Busy at the market, marvels from Mongolia

I left Shanghai in the pouring rain and arrived to clear blue skies in Beijing on Saturday. It’s been a busy couple of days, with Sunday spent at the main Beijing market picking up some smaller pieces – mostly to accessorise the showroom, and today starting to select the furniture for our next container of antiques.

The market was as busy as ever, with an incredible array of items covering everything from huge stone carvings to textiles, bronzes, jade and pearls. There are rows and rows of stalls over several acres so it is easy to spend hours browsing and trying to spot the hidden gems amongst the junk. There were a few things that I wanted to stock up on for the shop such as some nice little watercolours and calligraphy brushes, but there is always something new that catches the eye. This time I picked up some more Miao jewellery – bracelets and hair pins, and found some wonderful old suzani fabrics. These are actually from Uzbekistan and other central Asian countries rather than China – decorative fabrics usually in cotton and traditionally embroidered by young women to present to their husbands on their wedding day as part of a dowry. The ones I chose are around 40 or 50 years old and the needlework is superb. They will make beautiful throws and bedspreads and I hope to have some of these available on the web in a few weeks.

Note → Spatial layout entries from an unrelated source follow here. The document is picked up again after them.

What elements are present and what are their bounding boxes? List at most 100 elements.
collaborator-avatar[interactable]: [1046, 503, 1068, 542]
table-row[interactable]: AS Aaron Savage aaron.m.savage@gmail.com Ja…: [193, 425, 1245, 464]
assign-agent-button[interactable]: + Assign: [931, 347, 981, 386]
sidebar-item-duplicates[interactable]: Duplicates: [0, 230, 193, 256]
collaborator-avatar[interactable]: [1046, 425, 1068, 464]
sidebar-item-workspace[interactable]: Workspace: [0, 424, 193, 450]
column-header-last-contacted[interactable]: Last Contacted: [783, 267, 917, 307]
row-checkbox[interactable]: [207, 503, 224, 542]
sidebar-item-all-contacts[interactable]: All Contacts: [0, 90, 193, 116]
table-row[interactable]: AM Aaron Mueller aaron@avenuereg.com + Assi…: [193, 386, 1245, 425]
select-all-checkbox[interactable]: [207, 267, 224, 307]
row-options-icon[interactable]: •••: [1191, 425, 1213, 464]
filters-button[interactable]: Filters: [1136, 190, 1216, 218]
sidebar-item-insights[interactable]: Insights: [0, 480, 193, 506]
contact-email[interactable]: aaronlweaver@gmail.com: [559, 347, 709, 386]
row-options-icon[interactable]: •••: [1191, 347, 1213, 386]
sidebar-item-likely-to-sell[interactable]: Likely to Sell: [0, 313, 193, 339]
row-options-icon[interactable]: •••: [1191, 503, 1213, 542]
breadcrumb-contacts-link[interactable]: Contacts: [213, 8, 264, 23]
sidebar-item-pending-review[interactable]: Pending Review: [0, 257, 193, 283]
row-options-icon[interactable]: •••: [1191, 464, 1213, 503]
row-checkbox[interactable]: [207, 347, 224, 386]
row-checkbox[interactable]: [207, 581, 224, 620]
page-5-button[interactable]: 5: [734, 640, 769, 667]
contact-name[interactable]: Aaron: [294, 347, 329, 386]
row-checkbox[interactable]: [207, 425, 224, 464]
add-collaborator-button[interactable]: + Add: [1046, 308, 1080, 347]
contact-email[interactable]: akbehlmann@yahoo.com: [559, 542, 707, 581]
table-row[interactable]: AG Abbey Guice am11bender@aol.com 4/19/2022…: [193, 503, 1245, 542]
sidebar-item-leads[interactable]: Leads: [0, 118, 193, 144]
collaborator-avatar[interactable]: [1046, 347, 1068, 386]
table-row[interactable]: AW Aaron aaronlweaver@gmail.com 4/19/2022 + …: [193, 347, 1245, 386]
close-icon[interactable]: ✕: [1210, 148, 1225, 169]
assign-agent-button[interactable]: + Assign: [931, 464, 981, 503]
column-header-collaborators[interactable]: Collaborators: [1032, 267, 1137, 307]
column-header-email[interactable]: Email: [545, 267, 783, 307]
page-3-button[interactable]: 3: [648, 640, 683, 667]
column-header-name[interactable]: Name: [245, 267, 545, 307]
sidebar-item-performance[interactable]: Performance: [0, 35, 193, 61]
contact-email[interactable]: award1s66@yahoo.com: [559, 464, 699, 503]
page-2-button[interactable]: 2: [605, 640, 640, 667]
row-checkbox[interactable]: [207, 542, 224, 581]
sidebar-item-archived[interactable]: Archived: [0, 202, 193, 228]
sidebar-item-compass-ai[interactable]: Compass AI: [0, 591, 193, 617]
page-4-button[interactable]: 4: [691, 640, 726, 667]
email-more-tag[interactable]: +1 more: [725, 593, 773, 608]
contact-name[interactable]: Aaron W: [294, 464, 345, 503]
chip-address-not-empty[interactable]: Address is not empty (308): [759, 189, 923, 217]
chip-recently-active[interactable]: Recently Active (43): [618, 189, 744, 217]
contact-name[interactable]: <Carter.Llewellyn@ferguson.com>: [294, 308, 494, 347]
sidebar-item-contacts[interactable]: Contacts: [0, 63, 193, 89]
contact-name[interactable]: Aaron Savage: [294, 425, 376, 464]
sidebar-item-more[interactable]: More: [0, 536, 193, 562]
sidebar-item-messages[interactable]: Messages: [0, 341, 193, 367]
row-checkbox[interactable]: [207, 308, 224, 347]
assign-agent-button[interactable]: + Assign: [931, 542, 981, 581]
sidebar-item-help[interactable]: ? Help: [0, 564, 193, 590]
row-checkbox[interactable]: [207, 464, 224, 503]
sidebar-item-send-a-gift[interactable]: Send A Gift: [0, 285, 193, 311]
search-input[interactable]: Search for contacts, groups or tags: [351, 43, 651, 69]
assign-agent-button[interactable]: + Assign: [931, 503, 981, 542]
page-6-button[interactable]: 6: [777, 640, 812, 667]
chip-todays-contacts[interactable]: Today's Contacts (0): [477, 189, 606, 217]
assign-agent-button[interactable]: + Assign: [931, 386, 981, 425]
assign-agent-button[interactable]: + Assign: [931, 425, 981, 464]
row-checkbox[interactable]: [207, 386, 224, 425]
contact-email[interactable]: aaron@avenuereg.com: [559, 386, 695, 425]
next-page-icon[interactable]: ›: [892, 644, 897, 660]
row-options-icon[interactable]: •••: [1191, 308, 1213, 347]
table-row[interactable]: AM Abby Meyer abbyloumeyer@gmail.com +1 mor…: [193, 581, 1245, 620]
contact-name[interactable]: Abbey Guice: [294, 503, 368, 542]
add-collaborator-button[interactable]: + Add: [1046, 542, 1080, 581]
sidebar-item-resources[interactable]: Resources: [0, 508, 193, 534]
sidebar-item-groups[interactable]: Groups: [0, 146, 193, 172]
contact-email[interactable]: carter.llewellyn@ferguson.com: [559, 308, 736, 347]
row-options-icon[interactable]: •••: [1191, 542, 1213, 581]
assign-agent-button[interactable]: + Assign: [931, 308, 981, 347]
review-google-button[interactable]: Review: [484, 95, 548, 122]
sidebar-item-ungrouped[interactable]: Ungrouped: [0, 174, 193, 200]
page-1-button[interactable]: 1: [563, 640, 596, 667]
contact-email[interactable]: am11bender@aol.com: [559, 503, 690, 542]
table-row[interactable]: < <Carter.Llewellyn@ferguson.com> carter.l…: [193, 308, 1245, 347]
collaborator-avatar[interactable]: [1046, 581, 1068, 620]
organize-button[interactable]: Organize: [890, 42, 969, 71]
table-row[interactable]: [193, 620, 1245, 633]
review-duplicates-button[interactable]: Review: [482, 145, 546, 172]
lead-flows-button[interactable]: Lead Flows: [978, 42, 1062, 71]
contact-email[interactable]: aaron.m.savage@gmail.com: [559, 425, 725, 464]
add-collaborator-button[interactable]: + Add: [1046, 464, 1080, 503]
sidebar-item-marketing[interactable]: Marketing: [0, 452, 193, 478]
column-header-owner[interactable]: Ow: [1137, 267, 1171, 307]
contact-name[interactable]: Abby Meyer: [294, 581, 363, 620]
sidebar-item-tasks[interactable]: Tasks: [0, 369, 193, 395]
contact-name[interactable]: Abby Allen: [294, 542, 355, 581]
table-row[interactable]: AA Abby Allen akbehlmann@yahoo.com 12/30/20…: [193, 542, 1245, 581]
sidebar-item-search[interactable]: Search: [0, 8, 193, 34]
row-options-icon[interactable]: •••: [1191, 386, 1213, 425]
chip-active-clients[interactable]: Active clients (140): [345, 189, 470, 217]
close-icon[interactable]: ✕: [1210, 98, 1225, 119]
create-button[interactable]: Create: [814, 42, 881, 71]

I spent today with the main supplier I source antiques from here in Beijing. Like many of the workshops in China these days, they have moved their business over the years from dealing mainly in antiques to reproduction furniture, as the number of good quality antiques available has dwindled. While they hold less stock than they used to they will still bring new items in from time to time to restore and there are always some nice pieces to choose from. The highlight this time was a wonderful old black painted armoire from Shanxi province – the type of piece that is difficult to find these days and whose value is starting to increase quite rapidly. Although restored, the cabinet is still in a very original condition, from the thick black lacquer to the hardware and paintings showing scenes from Chinese legend. The cabinet is conservatively 250 years old, most likely dating from the beginning of the Qing dynasty or even end of the Ming as the painted design is typical of that period.

Antique Mongolian Trunk

We also paid a visit to a neighbouring warehouse – another dealer who has been in the antiques business for many years. Here I selected several more pieces to ship, including a number of Mongolian cabinets and trunks. Thought not yet as rare as original Tibetan pieces, Mongolian furniture is also becoming quite difficult to find and this particular dealer over the years has had one of the widest selections in Beijing. Again he has slowly been moving away from antiques towards production furniture, and now has only a small selection left. Mongolian pieces are distinctive by their paintings and especially the colours – usually flowers and animals in greens, reds and yellows. The once vivid colours fade over the years resulting in a subtle, characterful finish. As well as one or two nice little cabinets I picked up and old trunk, still with its original stand, typical of the type of furniture used in a ‘yurt’ – the large tents used by the nomadic tribes of Mongolia.

 I’m out tomorrow with one of my other contacts in Beijing to visit a few more warehouses. Each one tends to have a slightly different selection in terms of the regions that their pieces come from and the type of finish they use when carrying out any restoration, so it is always good to visit a few different places. I’ll report any interesting finds in the next couple of days.